GARDEN ARCHAELOGY


Wooden recreation of an ancient Egyptian garden.

Pavillion at Qianglong gardens. Photo by Etti bonn-Muller.

Gardens are ephemeral. Few are handed down from generation t generation. In my own block, a three-generation garden had pretty vanished in less than ten years. A block away, the garden of a historical building has also disappeared. Lilacs, peonies, Rx, Doctor Huey, Dr, Van Fleet, Dorothy Perkins, and May Queen roses endure in cemeteries, at abandoned farmhouses and in a few gardens of West Virginia’s Tri-County–, Berkeley, Jefferson and Morgan–where I live. That is a good thing. Gardening might have been one of the strongest links shared by the British, Irish, Italian and German, German-Jewish and African immigrants who first built homes in my community once the indigenous had been displaced. These long lived plants tell something of the people who founded Tri-County communities. They tell us that they did more than raise crops, build mills–there were once seventeen of them in my town–and make weapons.
Sure, it is not ancient Egypt or even the more recent mid-eighteenth century Qianlong. Yet, a knowledge of the gardens local folks created we might help us understand our past better. Kathryn Gleason, professor of landscape architecture at Cornell University and founder of http://www.gardenarchaeology.com put it more eloquently in Archaeology Magazine,
Gardens in most times and cultures are the most complex type of “artifact” that we can study. They are both “things” and environments that have been carefully designed to establish the owner’s–or in the case of public gardens, the patron’s–position in political, religious, and social life.

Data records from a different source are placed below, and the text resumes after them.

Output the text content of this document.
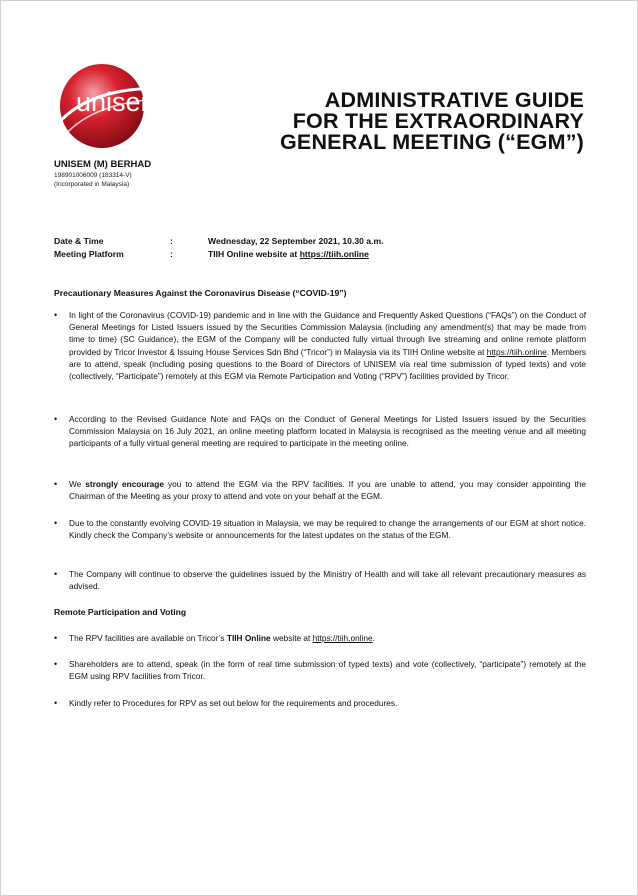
unisem	ADMINISTRATIVE GUIDE
FOR THE EXTRAORDINARY
GENERAL MEETING (“EGM”)
UNISEM (M) BERHAD
198901006009 (183314-V)
(Incorporated in Malaysia)
Date & Time	:	Wednesday, 22 September 2021, 10.30 a.m.
Meeting Platform	:	TIIH Online website at https://tiih.online
Precautionary Measures Against the Coronavirus Disease (“COVID-19”)
• In light of the Coronavirus (COVID-19) pandemic and in line with the Guidance and Frequently Asked Questions (“FAQs”) on the Conduct of General Meetings for Listed Issuers issued by the Securities Commission Malaysia (including any amendment(s) that may be made from time to time) (SC Guidance), the EGM of the Company will be conducted fully virtual through live streaming and online remote platform provided by Tricor Investor & Issuing House Services Sdn Bhd (“Tricor”) in Malaysia via its TIIH Online website at https://tiih.online. Members are to attend, speak (including posing questions to the Board of Directors of UNISEM via real time submission of typed texts) and vote (collectively, “Participate”) remotely at this EGM via Remote Participation and Voting (“RPV”) facilities provided by Tricor.
• According to the Revised Guidance Note and FAQs on the Conduct of General Meetings for Listed Issuers issued by the Securities Commission Malaysia on 16 July 2021, an online meeting platform located in Malaysia is recognised as the meeting venue and all meeting participants of a fully virtual general meeting are required to participate in the meeting online.
• We strongly encourage you to attend the EGM via the RPV facilities. If you are unable to attend, you may consider appointing the Chairman of the Meeting as your proxy to attend and vote on your behalf at the EGM.
• Due to the constantly evolving COVID-19 situation in Malaysia, we may be required to change the arrangements of our EGM at short notice. Kindly check the Company’s website or announcements for the latest updates on the status of the EGM.
• The Company will continue to observe the guidelines issued by the Ministry of Health and will take all relevant precautionary measures as advised.
Remote Participation and Voting
• The RPV facilities are available on Tricor’s TIIH Online website at https://tiih.online.
• Shareholders are to attend, speak (in the form of real time submission of typed texts) and vote (collectively, “participate”) remotely at the EGM using RPV facilities from Tricor.
• Kindly refer to Procedures for RPV as set out below for the requirements and procedures.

Gardens were important to an illiterate audience in telling a visual story, often on many levels, and so were closely connected to ideas of theater. And, of course, gardens tell us a variety of things about people’s relationship to an idea about nature–from a king proving that he can control nature’s forces (often with the help of a specific god) to an individual creating gardens to interact with the natural forces in terms of religious ritual and daily life–the “spirit of a place” as we still say today.”
None of the old roses seen around the Tri-County are old enough to have been around in the colonial era. The Wichuraianas May Queen and Dorothy Perkins, Dr, Huey and Large the Flowering Climber Dr. Van Fleet all date date back to the early Twenthieth Century.
What of the ancient roses such as the Apothecary’s rose? How could they have vanished so utterly? Should they not have hybridized in the wild as they did in Europe and Asia? Old roses are not particularly tender. They are usually vulnerable to viruses. Why have they disappeared where the earlier varieties of lilac and peonies remained?
There seems to be little interest in garden archaeology in the Tri-County. That is understandable. Archaeology itself is hardly the hottest discipline around these parts. Tom Hulce, professor of Archaeology at Shepherdstown’s Shepherd University once said that digging local gardens indiscriminately was the equivalent of burning old books. I plead guilt to the charge. My garden yields clay marbles, fragments of Flow Blue china and rose he headed nails. I would it would yield clues to its horticultural history just as readily.